Nabiera tempa kampania zwolenników wprowadzenia unijnych podatków. Choć nie będą pobierane bezpośrednio, to mają zasilić budżet UE, który zbudowany jest na razie ze składek krajów członkowskich. Wygląda na to, że powstała już zgoda co do konieczności wprowadzenia unijnych podatków, a dyskusja toczy się nieomal wyłącznie na temat tego, w jakiej formie miałyby powstać. Na razie propozycje są trzy – informuje “Polska”.
Pod pierwszą podpisuje się obiema rękami minister finansów Luksemburga Luc Frieden. Propozycja zakłada opodatkowanie systemu handlu emisjami dwutlenku węgla.
Rynek opiera się na wymienianiu uprawnień do emitowania gazów cieplarnianych przez kraje UE. Zasada jest prosta: kto zatruł atmosferę mniej niż zakłada limit UE, ten może odsprzedać tę nadwyżkę w formie tzw. jednostek emisji.
Chodzi tu o duże sumy, szczególnie w przypadku Polski, która dysponuje potężnymi nadwyżkami jednostek emisji. W listopadzie 2009 r. sprzedaliśmy je za 25 mln euro. A Unia chciałaby pewien procent z takich transakcji zabrać do swojej kasy.
Druga propozycja zakłada opodatkowanie banków. Ta idea zrodziła się za Atlantykiem w głowie prezydenta USA Baracka Obamy, a poparł ją entuzjastycznie Anders Borg, minister finansów Szwecji, która niedawno sprawowała unijną prezydencję.
Podatek bankowy ma być sposobem na odzyskanie pieniędzy włożonych w ratowanie upadających instytucji finansowych w czasie kryzysu. Ma też przynieść środki potrzebne do ochrony banków. Nie wiadomo jeszcze, ile pieniędzy przyniósłby nowy podatek. W Stanach Zjednoczonych prognozuje się, że będzie to 90 mld dol. w ciągu dekady. W Szwecji podobny podatek to już środki wartości jednego procentu produktu krajowego brutto, czyli ok. 5,5 mld dol.
Trzecia propozycja to cała paleta podatków pośrednich, czyli drobnych opłat, które dotkną zwykłych obywateli. Alain Lamassoure, przewodniczący komisji budżetowej Parlamentu Europejskiego, zaproponował opodatkowanie wszystkich krótkich wiadomości tekstowych (SMS). To nie wszystko. Komisja Europejska od dawna chce, żeby część podatków VAT, akcyzy na paliwa i opłat lotniskowych lądowała prosto w unijnym budżecie.
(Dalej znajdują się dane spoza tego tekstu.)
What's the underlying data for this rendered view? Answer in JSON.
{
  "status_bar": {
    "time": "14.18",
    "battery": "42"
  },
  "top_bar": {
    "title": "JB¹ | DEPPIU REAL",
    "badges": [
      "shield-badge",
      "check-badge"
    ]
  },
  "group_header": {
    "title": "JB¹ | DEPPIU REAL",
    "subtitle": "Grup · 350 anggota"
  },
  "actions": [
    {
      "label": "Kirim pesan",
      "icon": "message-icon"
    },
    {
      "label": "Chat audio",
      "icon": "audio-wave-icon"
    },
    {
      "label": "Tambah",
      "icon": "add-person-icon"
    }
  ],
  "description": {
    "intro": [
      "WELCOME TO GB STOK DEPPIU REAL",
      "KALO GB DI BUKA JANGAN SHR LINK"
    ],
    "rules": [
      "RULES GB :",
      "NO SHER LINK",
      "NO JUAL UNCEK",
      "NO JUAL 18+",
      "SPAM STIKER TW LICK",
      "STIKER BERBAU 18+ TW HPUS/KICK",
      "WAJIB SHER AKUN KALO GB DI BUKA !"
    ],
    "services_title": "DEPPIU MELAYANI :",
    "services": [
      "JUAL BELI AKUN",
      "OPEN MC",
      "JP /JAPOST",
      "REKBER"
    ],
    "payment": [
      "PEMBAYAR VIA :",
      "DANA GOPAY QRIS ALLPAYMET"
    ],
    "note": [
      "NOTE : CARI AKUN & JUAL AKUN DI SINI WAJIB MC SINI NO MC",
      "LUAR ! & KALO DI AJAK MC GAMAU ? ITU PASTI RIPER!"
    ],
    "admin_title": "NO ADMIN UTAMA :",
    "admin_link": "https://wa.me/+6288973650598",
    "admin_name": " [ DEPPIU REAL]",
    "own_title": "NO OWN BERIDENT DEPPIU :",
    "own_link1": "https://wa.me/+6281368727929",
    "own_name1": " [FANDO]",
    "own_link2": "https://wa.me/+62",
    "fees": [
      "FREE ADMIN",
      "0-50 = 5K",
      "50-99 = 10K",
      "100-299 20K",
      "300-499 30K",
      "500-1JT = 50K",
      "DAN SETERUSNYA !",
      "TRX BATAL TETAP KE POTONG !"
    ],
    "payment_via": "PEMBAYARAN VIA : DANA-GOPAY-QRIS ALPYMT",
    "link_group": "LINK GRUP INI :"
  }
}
Od dawna zwolennikiem nowych podatków jest unijny prezydent Herman Van Rompuy. Później Hiszpania ogłosiła, że jednym z priorytetów jej prezydencji jest wprowadzenie systemu podatkowego. I nagle zaroiło się od zwolenników opłat.
– Warto pomyśleć nad finansowaniem UE przez europejski podatek nałożony na pewne usługi i produkty. Dochody trafiałyby wprost do budżetu– napisał Luc Frieden z Luksemburga na łamach “Le Figaro”.
Janusz Lewandowski, komisarz ds. budżetu, nie mówi nie. Natomiast José Manuel Barroso, przewodniczący Komisji Europejskiej, propozycję nowych podatków poparł. Będzie dyskutowana na wiosnę.